Hey. Whatever works. The playoffs are about ups and down, losses and discoveries. And though the injury to Chauncey Billups shadows tonight’s Game 2, the emergence of Okur throws a promising light.
How can you put this? Okur is not what you think. At first glance, his blocky, 7-foot frame suggests a guy who bangs around the inside, looking for tip-ins. But there he is, out at the perimeter, shooting treys with repetitive European accuracy.
Or this: You see his flopping mop of brown hair — somewhere between Matt Damon and Glen Campbell — and you expect a “wild and crazy” Turkish import grabbing the mike at a karaoke bar. But there he is, staying in his hotel room, declining nights out because he needs his rest.
Or this: You see his gawky gait and hear his overseas accent, and you figure he’ll be in awe of a super-slick, tattooed urban dynamo like Allen Iverson. Instead, Okur said, “It doesn’t matter who is playing against me. I play Shaq, too.”
Coins, compliments and 50 Cent
Okur was sitting in the Pistons’ locker room, slumped comfortably in a leather chair. I asked if he preferred the media here or back in Turkey.
“Oh, here,” he said quickly. He stretched out his arms. “Much more room here. And you can sit while you talk.”
Sitting is a luxury, then?
“Oh, yes. In Turkey, the media wait for you outside. You go down to them, in tunnel, and sometimes, people are yelling and throwing things. They throw coins. I get hit in the head” — he points to his skull — “bleeding. There is blood.”
Hmmm. No wonder he’s so happy here.
And he is. Okur displays little of the homesickness typical of many first-year overseas players. He doesn’t even know when he’ll go back to Turkey this summer. He said the Pistons have made him feel so welcome, “I feel like I live here 10 years.”
Also, no one throws coins.
They do, occasionally, throw compliments. Michael Curry said, “Memo will be an All-Star. No doubt. I tell him that, and I tell him we expect him to play to that level. The sky’s the limit for him. He’s already our second-best rebounder.”
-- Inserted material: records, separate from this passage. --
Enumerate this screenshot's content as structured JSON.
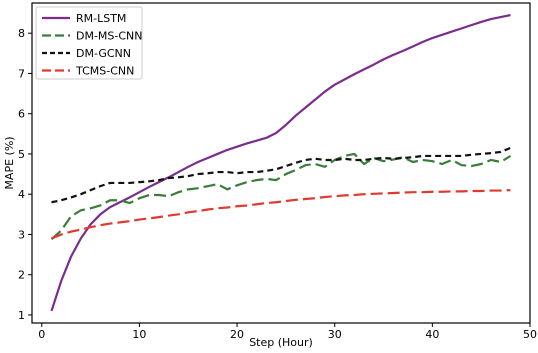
{
  "chart_data": {
    "type": "line",
    "title": "",
    "xlabel": "Step (Hour)",
    "ylabel": "MAPE (%)",
    "xlim": [
      -1,
      50
    ],
    "ylim": [
      0.8,
      8.75
    ],
    "xticks": [
      0,
      10,
      20,
      30,
      40,
      50
    ],
    "yticks": [
      1,
      2,
      3,
      4,
      5,
      6,
      7,
      8
    ],
    "xtick_labels": [
      "0",
      "10",
      "20",
      "30",
      "40",
      "50"
    ],
    "ytick_labels": [
      "1",
      "2",
      "3",
      "4",
      "5",
      "6",
      "7",
      "8"
    ],
    "grid": false,
    "legend_position": "top-left",
    "x": [
      1,
      2,
      3,
      4,
      5,
      6,
      7,
      8,
      9,
      10,
      11,
      12,
      13,
      14,
      15,
      16,
      17,
      18,
      19,
      20,
      21,
      22,
      23,
      24,
      25,
      26,
      27,
      28,
      29,
      30,
      31,
      32,
      33,
      34,
      35,
      36,
      37,
      38,
      39,
      40,
      41,
      42,
      43,
      44,
      45,
      46,
      47,
      48
    ],
    "series": [
      {
        "name": "RM-LSTM",
        "color": "#7b2d8e",
        "dash": "solid",
        "values": [
          1.1,
          1.85,
          2.45,
          2.9,
          3.25,
          3.5,
          3.68,
          3.8,
          3.92,
          4.05,
          4.18,
          4.3,
          4.42,
          4.55,
          4.68,
          4.8,
          4.9,
          5.0,
          5.1,
          5.18,
          5.26,
          5.33,
          5.4,
          5.52,
          5.72,
          5.95,
          6.15,
          6.35,
          6.55,
          6.72,
          6.85,
          6.98,
          7.1,
          7.22,
          7.35,
          7.46,
          7.56,
          7.67,
          7.78,
          7.88,
          7.96,
          8.04,
          8.12,
          8.2,
          8.28,
          8.35,
          8.4,
          8.45
        ]
      },
      {
        "name": "DM-MS-CNN",
        "color": "#3a7d3a",
        "dash": "long-dash",
        "values": [
          2.88,
          3.1,
          3.45,
          3.6,
          3.65,
          3.72,
          3.85,
          3.85,
          3.78,
          3.9,
          3.98,
          3.98,
          3.95,
          4.05,
          4.12,
          4.15,
          4.2,
          4.25,
          4.12,
          4.22,
          4.3,
          4.35,
          4.38,
          4.35,
          4.5,
          4.6,
          4.72,
          4.75,
          4.68,
          4.85,
          4.95,
          5.0,
          4.75,
          4.9,
          4.82,
          4.86,
          4.92,
          4.8,
          4.85,
          4.82,
          4.75,
          4.85,
          4.72,
          4.7,
          4.75,
          4.85,
          4.8,
          4.95
        ]
      },
      {
        "name": "DM-GCNN",
        "color": "#111111",
        "dash": "dashed",
        "values": [
          3.8,
          3.85,
          3.92,
          4.0,
          4.1,
          4.2,
          4.28,
          4.28,
          4.28,
          4.3,
          4.32,
          4.35,
          4.4,
          4.42,
          4.45,
          4.5,
          4.52,
          4.55,
          4.55,
          4.52,
          4.55,
          4.55,
          4.58,
          4.62,
          4.7,
          4.78,
          4.85,
          4.88,
          4.85,
          4.85,
          4.88,
          4.85,
          4.85,
          4.88,
          4.9,
          4.88,
          4.9,
          4.92,
          4.95,
          4.95,
          4.95,
          4.95,
          4.95,
          4.98,
          5.0,
          5.02,
          5.05,
          5.15
        ]
      },
      {
        "name": "TCMS-CNN",
        "color": "#e03a2f",
        "dash": "long-dash",
        "values": [
          2.9,
          3.0,
          3.07,
          3.12,
          3.18,
          3.23,
          3.27,
          3.3,
          3.33,
          3.37,
          3.4,
          3.43,
          3.47,
          3.5,
          3.55,
          3.58,
          3.62,
          3.65,
          3.67,
          3.7,
          3.72,
          3.75,
          3.78,
          3.8,
          3.83,
          3.86,
          3.88,
          3.9,
          3.93,
          3.95,
          3.97,
          3.98,
          4.0,
          4.01,
          4.02,
          4.03,
          4.04,
          4.05,
          4.05,
          4.06,
          4.06,
          4.07,
          4.07,
          4.08,
          4.08,
          4.09,
          4.09,
          4.1
        ]
      }
    ]
  }
}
I asked Curry if the language barrier is an issue.
“Aw, Memo speaks great English,” Curry said. “I think he puts something on when you guys are in here. I’ve heard Memo singing along with rap records. He can do 50 Cent.”
Memo can do 50 Cent?
A rookie in name only
Ah, well. It’s all part of exceeding expectations. Okur and Tayshaun Prince — two rookies on a team that drafted late — have been assets and challenges for Pistons coach Rick Carlisle. Not particularly fond of using rookies, Carlisle knows these “kids” are unique. Prince, though a first-year player, has dealt with big-time pressure during his years with Kentucky. And his lithe body and gangly frame seem tailor-made to today’s big guard/small forward game.
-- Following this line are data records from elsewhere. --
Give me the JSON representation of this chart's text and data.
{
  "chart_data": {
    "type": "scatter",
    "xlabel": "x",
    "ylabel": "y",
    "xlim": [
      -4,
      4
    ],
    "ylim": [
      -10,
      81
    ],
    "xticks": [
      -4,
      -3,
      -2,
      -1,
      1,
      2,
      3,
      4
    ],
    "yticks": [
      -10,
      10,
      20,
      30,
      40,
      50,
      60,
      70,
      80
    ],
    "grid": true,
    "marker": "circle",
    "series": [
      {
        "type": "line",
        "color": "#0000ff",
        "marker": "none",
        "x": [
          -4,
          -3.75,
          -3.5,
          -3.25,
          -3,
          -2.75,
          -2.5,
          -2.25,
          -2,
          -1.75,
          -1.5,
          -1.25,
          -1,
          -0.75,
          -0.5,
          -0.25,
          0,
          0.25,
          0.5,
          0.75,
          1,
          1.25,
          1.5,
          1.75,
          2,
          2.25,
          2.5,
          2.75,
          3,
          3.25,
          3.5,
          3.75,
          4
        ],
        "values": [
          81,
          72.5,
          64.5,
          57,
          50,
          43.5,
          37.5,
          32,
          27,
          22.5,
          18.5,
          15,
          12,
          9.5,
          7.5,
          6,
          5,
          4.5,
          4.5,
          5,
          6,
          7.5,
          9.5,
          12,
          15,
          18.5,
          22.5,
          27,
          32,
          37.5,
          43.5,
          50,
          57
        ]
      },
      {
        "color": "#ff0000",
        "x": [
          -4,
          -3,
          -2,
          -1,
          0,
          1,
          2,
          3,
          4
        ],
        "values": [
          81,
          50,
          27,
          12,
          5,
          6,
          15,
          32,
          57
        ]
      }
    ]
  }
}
Okur, meanwhile, is a rookie in name only. He played professional basketball in Turkey. He played in international championships. He is 23 the way an ambassador’s kid is 23, having seen a lot and absorbed almost as much.
“Last year at this time, I was in Turkey,” Okur said. “I watch NBA playoffs sometimes. But it is 3 a.m. when they are on TV. I am playing my own games. I must sleep. So I don’t see too many.”
Now, he plays in them. On Wednesday, Okur just missed making the NBA’s second team All-Rookie squad. But in time, he may prove to be one of those Dennis Rodman draft day steals — a little-known second-rounder that turns out to be a diamond.
For now, needing all they can get, the Pistons will take the dazzling calm of his three-pointers, the deceptive strength of his rebounding, and his disarming lack of intimidation.
I, for one, would like to hear his 50 Cent.